ARCH models explain why financial time series like stock returns and exchange rates go through alternating stretches of calm and turbulence. By letting the variance of the error term change over time, these models formalize volatility clustering, one of the most robust stylized facts in finance. This section covers the model structure, how parameters are estimated, how to read the output, and where ARCH falls short.

Structure of ARCH models

A standard time series regression assumes constant variance in the error term. ARCH relaxes that assumption by making the variance depend on recent squared errors.

An ARCH(q) model has two equations:

Conditional mean equation:

$y_t = \mu_t + \varepsilon_t$

$\mu_t$ is the conditional mean of $y_t$ given past information. It could be a constant, a moving average, or a regression model.
$\varepsilon_t$ is the error term, whose variance is not constant but instead changes over time.

Conditional variance equation:

$\sigma_t^2 = \alpha_0 + \alpha_1 \varepsilon_{t-1}^2 + \alpha_2 \varepsilon_{t-2}^2 + \cdots + \alpha_q \varepsilon_{t-q}^2$

$\alpha_0 > 0$ and $\alpha_i \geq 0$ for $i = 1, \ldots, q$ . These constraints guarantee that the conditional variance stays positive.
$q$ is the order of the model. An ARCH(1) uses only the most recent squared error; an ARCH(3) looks back three periods.

The error term is assumed conditionally normal:

$\varepsilon_t \mid \Omega_{t-1} \sim N(0,\, \sigma_t^2)$

where $\Omega_{t-1}$ is the information set available at time $t-1$ (past returns, past volatility, etc.). Notice that unconditionally the distribution of $\varepsilon_t$ will have heavier tails than a normal, which aligns with what we actually see in financial returns.

The key intuition: when a large shock (positive or negative) hits at time $t-1$ , the squared error $\varepsilon_{t-1}^2$ is large, which pushes $\sigma_t^2$ up. That's volatility clustering in equation form.

Structure of ARCH models, Frontiers | Financial Forecasting With α-RNNs: A Time Series Modeling Approach

Parameter estimation for ARCH

ARCH parameters are estimated by maximum likelihood estimation (MLE).

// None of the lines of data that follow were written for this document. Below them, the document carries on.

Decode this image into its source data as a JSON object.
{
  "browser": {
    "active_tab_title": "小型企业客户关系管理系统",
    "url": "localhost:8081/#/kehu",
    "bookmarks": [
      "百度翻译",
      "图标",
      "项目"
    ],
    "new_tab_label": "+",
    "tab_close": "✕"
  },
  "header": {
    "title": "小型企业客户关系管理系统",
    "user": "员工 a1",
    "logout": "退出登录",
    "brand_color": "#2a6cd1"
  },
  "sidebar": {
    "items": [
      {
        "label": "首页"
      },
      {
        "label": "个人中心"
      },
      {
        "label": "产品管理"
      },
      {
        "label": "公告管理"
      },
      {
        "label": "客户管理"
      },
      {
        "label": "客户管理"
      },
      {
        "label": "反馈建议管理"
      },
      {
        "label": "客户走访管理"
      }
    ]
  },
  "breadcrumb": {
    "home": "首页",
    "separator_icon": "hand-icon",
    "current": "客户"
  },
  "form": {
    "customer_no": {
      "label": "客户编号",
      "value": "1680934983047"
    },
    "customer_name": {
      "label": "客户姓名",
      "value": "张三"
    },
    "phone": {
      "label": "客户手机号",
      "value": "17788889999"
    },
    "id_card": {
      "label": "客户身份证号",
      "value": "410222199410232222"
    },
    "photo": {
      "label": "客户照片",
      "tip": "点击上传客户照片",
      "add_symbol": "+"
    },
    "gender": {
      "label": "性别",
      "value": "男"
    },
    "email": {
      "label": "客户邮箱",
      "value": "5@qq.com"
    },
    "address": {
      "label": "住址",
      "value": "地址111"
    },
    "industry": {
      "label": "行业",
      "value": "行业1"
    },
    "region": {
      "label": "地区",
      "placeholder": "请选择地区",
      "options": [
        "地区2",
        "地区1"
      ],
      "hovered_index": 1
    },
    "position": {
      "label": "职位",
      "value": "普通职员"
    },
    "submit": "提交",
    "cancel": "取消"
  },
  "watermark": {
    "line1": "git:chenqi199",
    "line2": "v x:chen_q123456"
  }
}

The log-likelihood function for an ARCH(q) model is:

$\ln L(\theta) = -\frac{1}{2} \sum_{t=1}^{T} \left[ \ln(2\pi) + \ln(\sigma_t^2) + \frac{\varepsilon_t^2}{\sigma_t^2} \right]$

$\theta = (\mu,\, \alpha_0,\, \alpha_1,\, \ldots,\, \alpha_q)$ is the full parameter vector.
$T$ is the number of observations (daily, weekly, or monthly returns).

The estimation process in practice:

Choose starting values for $\theta$ .
For each observation $t$ , compute $\varepsilon_t = y_t - \mu_t$ and then $\sigma_t^2$ from the variance equation.
Evaluate the log-likelihood using the formula above.
Use a numerical optimizer (common choices: BFGS, Nelder-Mead) to find the $\theta$ that maximizes $\ln L$ .
Obtain standard errors from the inverse of the Hessian matrix (the matrix of second derivatives of the log-likelihood) evaluated at the optimum.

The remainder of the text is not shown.